Having recently sold my home (see recent blog on the subject) I was happy that I pulled the trigger and sold at a time when there was a lack of similar inventory out there because, according to a survey of home sellers from Redfin, it looks like seller confidence is on its way up.
Data for the survey was collected in October and captured the sentiment from homeowners “with the intent to sell.” Five hundred sixty-seven homeowners from 20 markets across the US responded.
Below is the results snapshot:
*83% believe that they would get a higher price by waiting one to two years, up from 80% in the third quarter;
*43% of respondents are considering renting out their home rather than selling it, down from 46% last quarter;
*31% intend to price their home higher than nearby comparable sales, which is unchanged from last quarter;
* 37% would choose an all-cash offer over higher offers with conventional or FHA financing, up from 35% last quarter;
* 40% cited the economy as a major concern with selling, down from 49% in the third quarter;
*15% believe it is a good time to sell, up from 13% last quarter; and
*58% believe it is a good time to buy, down from 61% last quarter.

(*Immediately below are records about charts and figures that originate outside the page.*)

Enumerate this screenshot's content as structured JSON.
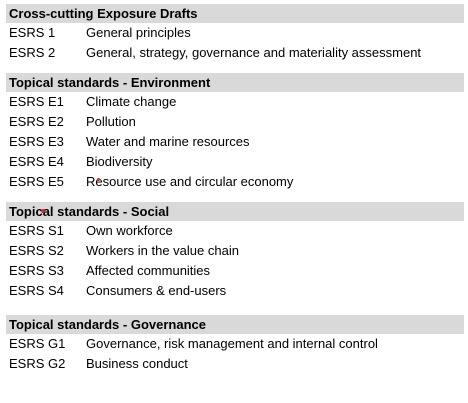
{
  "sections": [
    {
      "header": "Cross-cutting Exposure Drafts",
      "rows": [
        {
          "code": "ESRS 1",
          "title": "General principles"
        },
        {
          "code": "ESRS 2",
          "title": "General, strategy, governance and materiality assessment"
        }
      ]
    },
    {
      "header": "Topical standards - Environment",
      "rows": [
        {
          "code": "ESRS E1",
          "title": "Climate change"
        },
        {
          "code": "ESRS E2",
          "title": "Pollution"
        },
        {
          "code": "ESRS E3",
          "title": "Water and marine resources"
        },
        {
          "code": "ESRS E4",
          "title": "Biodiversity"
        },
        {
          "code": "ESRS E5",
          "title": "Resource use and circular economy"
        }
      ]
    },
    {
      "header": "Topical standards - Social",
      "rows": [
        {
          "code": "ESRS S1",
          "title": "Own workforce"
        },
        {
          "code": "ESRS S2",
          "title": "Workers in the value chain"
        },
        {
          "code": "ESRS S3",
          "title": "Affected communities"
        },
        {
          "code": "ESRS S4",
          "title": "Consumers & end-users"
        }
      ]
    },
    {
      "header": "Topical standards - Governance",
      "rows": [
        {
          "code": "ESRS G1",
          "title": "Governance, risk management and internal control"
        },
        {
          "code": "ESRS G2",
          "title": "Business conduct"
        }
      ]
    }
  ],
  "colors": {
    "header_background": "#d9d9d9",
    "annotation_dot": "#e0202a"
  }
}
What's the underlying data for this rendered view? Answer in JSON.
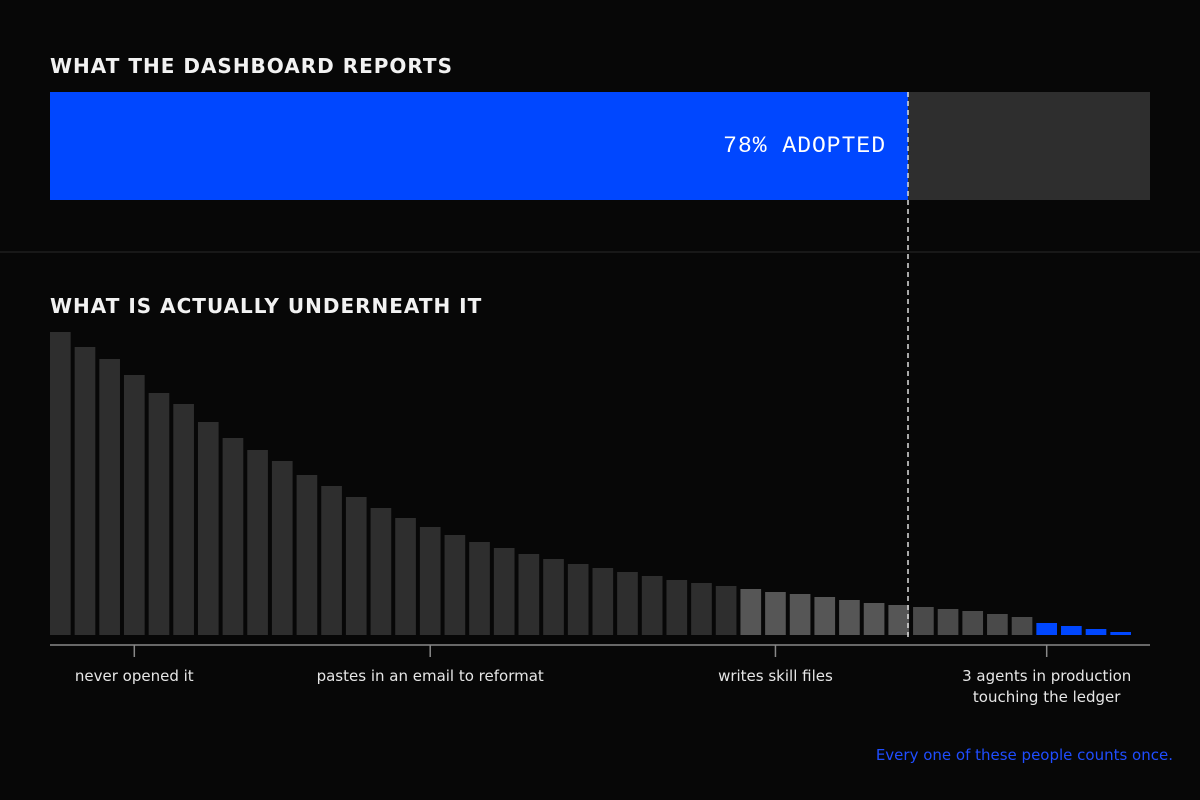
{
  "chart_data": [
    {
      "type": "progress",
      "title": "WHAT THE DASHBOARD REPORTS",
      "values": [
        78
      ],
      "value_labels": [
        "78% ADOPTED"
      ],
      "xlim": [
        0,
        100
      ],
      "color": "#0047ff",
      "track_color": "#2e2e2e"
    },
    {
      "type": "bar",
      "title": "WHAT IS ACTUALLY UNDERNEATH IT",
      "categories": [
        null,
        null,
        null,
        "never opened it",
        null,
        null,
        null,
        null,
        null,
        null,
        null,
        null,
        null,
        null,
        null,
        "pastes in an email to reformat",
        null,
        null,
        null,
        null,
        null,
        null,
        null,
        null,
        null,
        null,
        null,
        null,
        null,
        "writes skill files",
        null,
        null,
        null,
        null,
        null,
        null,
        null,
        null,
        null,
        null,
        "3 agents in production\ntouching the ledger",
        null,
        null,
        null
      ],
      "values": [
        303,
        288,
        276,
        260,
        242,
        231,
        213,
        197,
        185,
        174,
        160,
        149,
        138,
        127,
        117,
        108,
        100,
        93,
        87,
        81,
        76,
        71,
        67,
        63,
        59,
        55,
        52,
        49,
        46,
        43,
        41,
        38,
        35,
        32,
        30,
        28,
        26,
        24,
        21,
        18,
        12,
        9,
        6,
        3
      ],
      "colors": [
        "#2e2e2e",
        "#2e2e2e",
        "#2e2e2e",
        "#2e2e2e",
        "#2e2e2e",
        "#2e2e2e",
        "#2e2e2e",
        "#2e2e2e",
        "#2e2e2e",
        "#2e2e2e",
        "#2e2e2e",
        "#2e2e2e",
        "#2e2e2e",
        "#2e2e2e",
        "#2e2e2e",
        "#2e2e2e",
        "#2e2e2e",
        "#2e2e2e",
        "#2e2e2e",
        "#2e2e2e",
        "#2e2e2e",
        "#2e2e2e",
        "#2e2e2e",
        "#2e2e2e",
        "#2e2e2e",
        "#2e2e2e",
        "#2e2e2e",
        "#2e2e2e",
        "#565656",
        "#565656",
        "#565656",
        "#565656",
        "#565656",
        "#565656",
        "#565656",
        "#4a4a4a",
        "#4a4a4a",
        "#4a4a4a",
        "#4a4a4a",
        "#4a4a4a",
        "#0047ff",
        "#0047ff",
        "#0047ff",
        "#0047ff"
      ],
      "note": "Every one of these people counts once."
    }
  ]
}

According to Redfin, compared to past surveys, the numbers were consistent with a trend of sellers being more confident about their chances in the market, a little less interested in alternatives to selling (such as renting out the home), and a little less concerned about the economy.
If these trends continue over the next few quarters 2013, Redfin says it could possibly result in an easing of “the big inventory squeeze.”
In my case, I sold out of necessity, and not to make a profit. But I feel I just got lucky in two respects: I bought around the time when the market was at or near the bottom; and sold when people who owned homes were betting that prices would be higher in the near future. For me, the convenience in that it sold so quickly more than makes up for any speculative gains I could have made a year from now if I rented out the house, or just sat on it.
Jim Cramer has always said “Bulls make money, bears make money, and hogs get slaughtered.” At what point would you decide that it is the right time to put the house on the market if you're looking to make some money on the deal? At what point do you become a Hog? What happens if you miss that window of opportunity and prices dip again?